Teresa, fussing with a tangle, trying to correct a mistake she had made in the pattern of her lace collar, was too busy to offer a comment. Giovanna remained silent. Antonia, very pleased to be given a really good reason to stop working, looked up with interest.

“Who? Who has muscles? Camilla, what are you talking about?”

“The sisters’ brother, Giovanni. He had that big fight with his papa about … Oh! I don’t know WHAT it was … My papa told my mamma it had to be something again about machines … something about ‘always those damned machines … Fight, fight, fight! All the Ricassolis are nothing but stuck-up trouble,’ Papa said. Anyway, he’s back and … guess what? He found work! In l’America! Just like he said he would.” Camilla stopped to fan herself—even in the shade, it was just too hot today for all this accelerated talking. Antonia, having decided the weight of her hair was bothering her, removed the long pins from the knot at the nape of her neck, splayed its beauty with her fingers, and began plaiting it into two thick braids instead. “Why isn’t he handsome then? If he has muscles, has work in America, and is rich … short isn’t so bad!”

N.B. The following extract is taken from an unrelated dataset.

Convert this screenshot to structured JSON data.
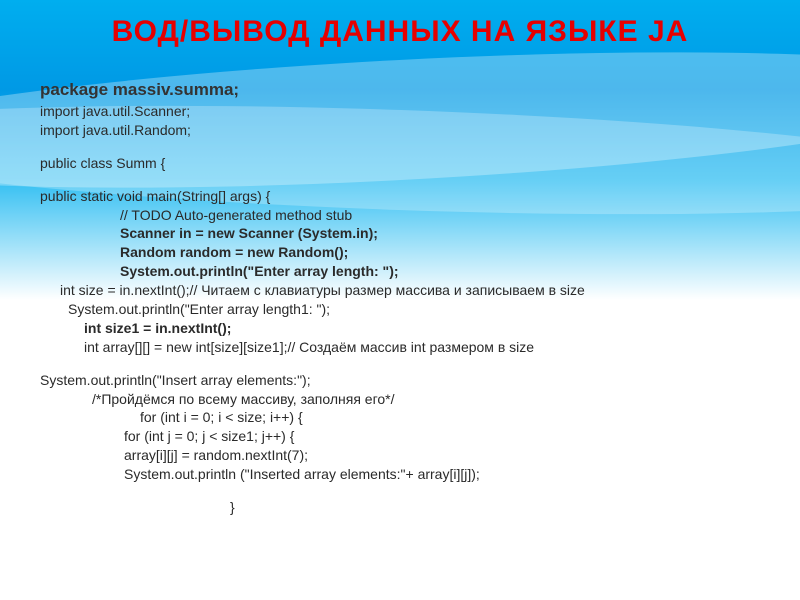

“Once I saw a real fistfight at the fair. My brothers let me watch … it was awful! One man got a broken nose … the blood poured out and …”

“Teresa, what has that got to do with what we are talking about?” Antonia asked in that tone of aristocratic annoyance she used whenever she felt something was about to elude her.

“Well, if you ever gave someone time to finish what they are trying to say, you would know without having to ask in that superior way!”

Antonia stopped her braiding and glared.